In the final paragraph of the post I wrote on revisiting the Linear Law of Patent Analysis, I mentioned that one of my primary motivations for coming back to this topic was that I was surprised to hear a “big data” consultant talking about recognizing how critical the business needs of the client was to a successful outcome. There is a tendency at times, with data scientists, to “let the data tell the story”. This occurs when the analyst begins to scrutinize a data collection, without any pre-conceived notions, and allows the insights to flow from the most prevalent trends or correlations. Occasionally, this method, where there is correlation without causation, provides a valuable insight that provides assistance with decision making. Often though, the correlation can be a spurious one due to misunderstanding the data or the context in which it is used. To alleviate the uncertainty, as provided for in the Linear Law of Patent Analysis, I prefer to understand the business needs and associated questions, or hypothesis, before I start thinking about the data and the analysis. In a recent post on Data Science Central, entitled To Hypothesize or Not to Hypothesize, analyst Michael Walker argues that, in some circumstances, specifically when examining marketing and sales situations that involve complex human behavior it is not necessary to develop a hypothesis before analyzing the data. He provides the following example as justification:
For example, we recently were engaged by a large financial firm to find meaning in data to help market and sell certain financial products. In one case, we found a strong correlation between two (2) variables suggesting the purchase of one product increased the purchase of another product. There was no rational explanation for this correlation and no way to prove causation. We suggested a number of controlled experiments to test different strategies. Human purchasing behavior is tricky yet by running a number of experiments we found the optimal marketing and selling process that significantly increased sales. This process would not meet traditional scientific standards – yet it worked for this particular purpose…No hypothesis, no expectations – just pure trial and error to see what worked and did not work, and attempt to explain why.

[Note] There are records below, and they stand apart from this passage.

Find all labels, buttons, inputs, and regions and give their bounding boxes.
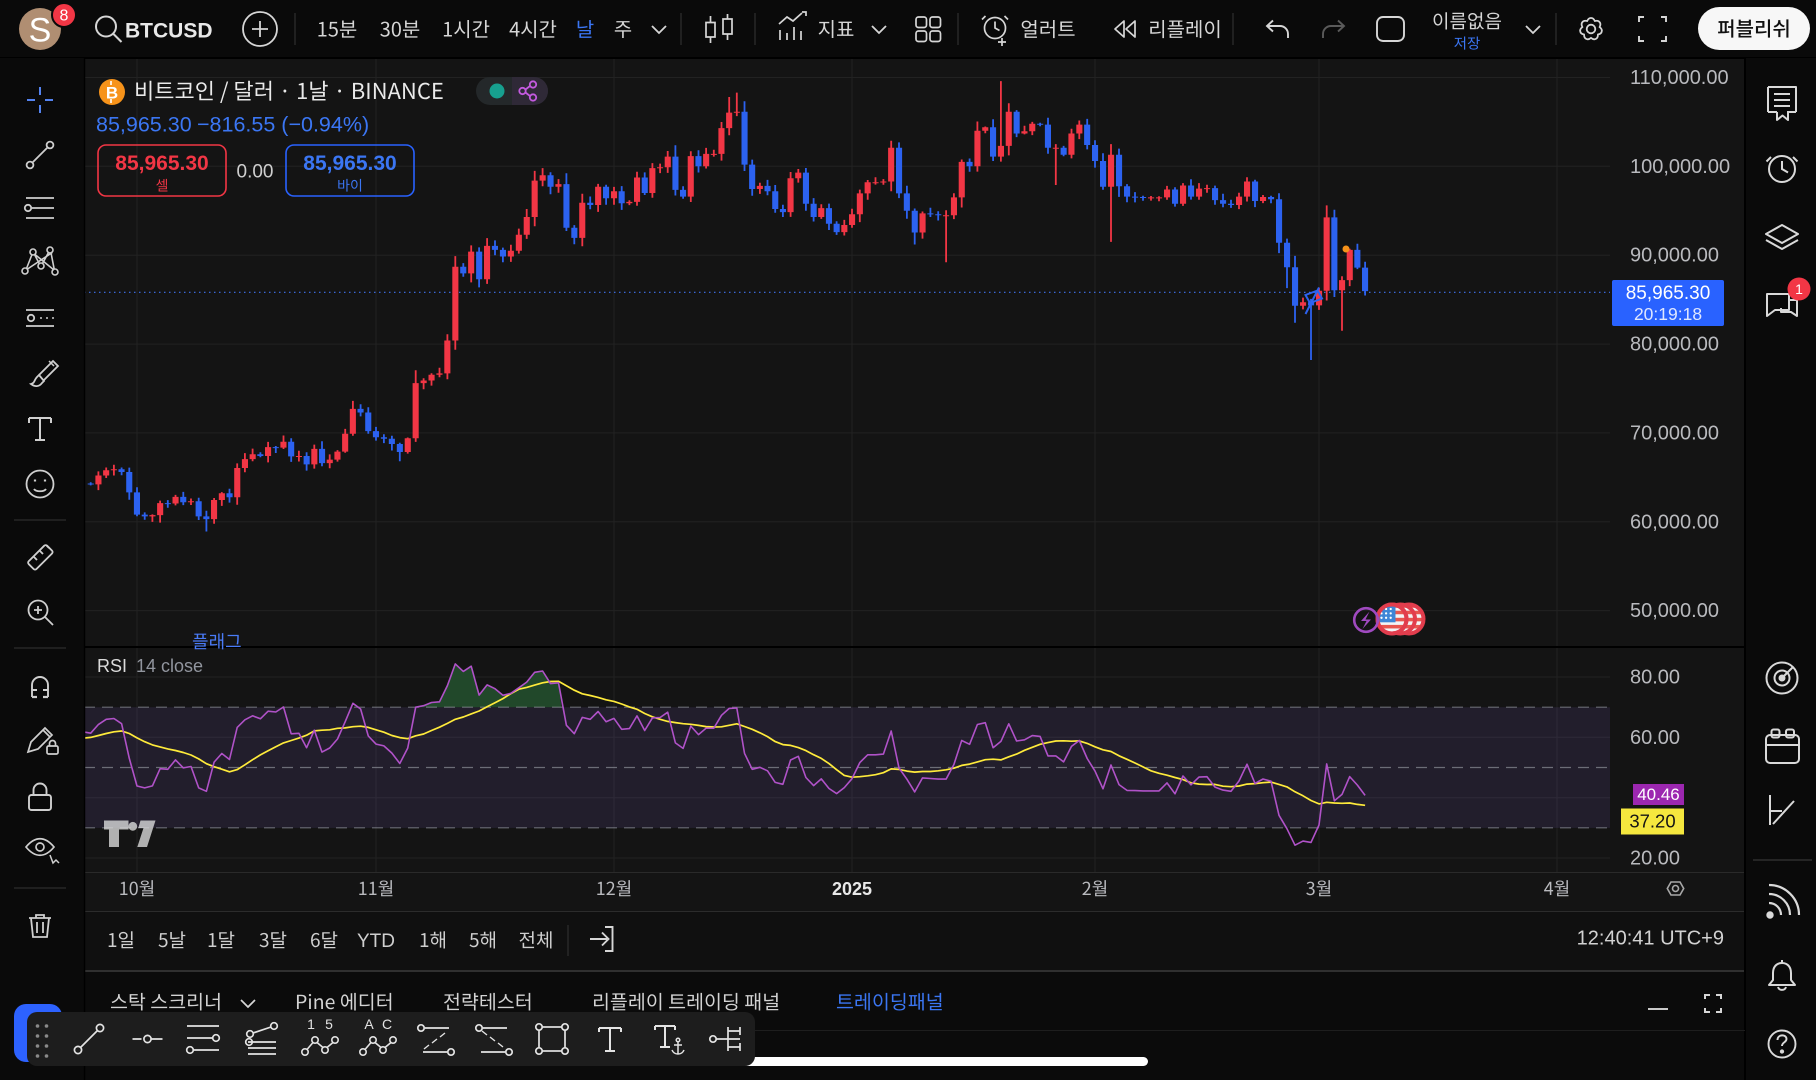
svg-text:S: S [29,12,52,50]
svg-text:85,965.30: 85,965.30 [303,152,396,175]
svg-text:1: 1 [1795,281,1803,297]
svg-text:80,000.00: 80,000.00 [1630,334,1719,356]
svg-text:14 close: 14 close [136,656,203,676]
svg-text:0.00: 0.00 [237,162,274,183]
svg-text:20:19:18: 20:19:18 [1634,304,1702,324]
svg-text:90,000.00: 90,000.00 [1630,245,1719,267]
svg-text:12:40:41 UTC+9: 12:40:41 UTC+9 [1577,928,1724,950]
svg-text:A: A [364,1016,374,1032]
svg-text:80.00: 80.00 [1630,667,1680,689]
svg-text:2025: 2025 [832,879,872,899]
svg-text:40.46: 40.46 [1637,785,1680,804]
svg-text:B: B [106,84,118,103]
svg-text:8: 8 [60,8,69,25]
svg-text:−816.55 (−0.94%): −816.55 (−0.94%) [197,113,369,137]
svg-text:50,000.00: 50,000.00 [1630,600,1719,622]
svg-text:85,965.30: 85,965.30 [1626,283,1711,304]
svg-text:70,000.00: 70,000.00 [1630,422,1719,444]
svg-text:60,000.00: 60,000.00 [1630,511,1719,533]
svg-text:100,000.00: 100,000.00 [1630,156,1730,178]
svg-text:37.20: 37.20 [1629,811,1675,832]
svg-text:85,965.30: 85,965.30 [115,152,208,175]
svg-text:RSI: RSI [97,656,127,676]
svg-text:C: C [382,1016,392,1032]
svg-text:110,000.00: 110,000.00 [1630,67,1729,89]
svg-text:20.00: 20.00 [1630,848,1680,870]
svg-text:1: 1 [307,1016,315,1032]
svg-text:BTCUSD: BTCUSD [125,20,213,43]
svg-text:5: 5 [325,1016,333,1032]
svg-text:YTD: YTD [357,931,395,952]
svg-text:85,965.30: 85,965.30 [96,113,192,137]
svg-text:60.00: 60.00 [1630,727,1680,749]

Mr. Walker goes on to generalize this by saying:
The dirty secret in business and public policy (but not hard scientific disciplines) – when dealing with unpredictable human behavior – is that running many experiments is often (but not always) superior to creating a model to test a hypothesis… Yet you do not need to build a general model to understand human behavior and purchase patterns. Finding a strong correlation between A and B and increased sales, you can run an experiment or better yet a series of controlled experiments to see what works. You don’t even need to know why it works or does not work – although that would be nice.
I generally don’t like the idea of using trial and error methods for determining the best course of action and while I don’t mind correlation without causation in methods, such as the use of support vector machines for classifying documents (in that case it either works well or it doesn’t), I think it is important to understand more about why a course of action produces the desired result.
Interestingly, while Mr. Walker suggests that hypothesis are not always necessary to provide a successful outcome he also states that the rigor that goes into the selection of the controlled experiments used to provide the desired results is also a form of generating a hypothesis:
To be fair, it may be argued that by selecting and designing the experiments in a certain manner we were in fact formulating and testing hypothesis.
So, even in a post suggesting that generating a hypothesis is not always necessary to conduct rigorous analysis, we eventually get back to a place where understanding the business needs and context associated with the data to be analyzed is critical to ensuring that the results obtained are actionable to the client or decision maker. Keeping this in mind, an analyst would be hard pressed to come up with a situation where allowing the “data to tell the story” independently of context would produce a productive result except by chance.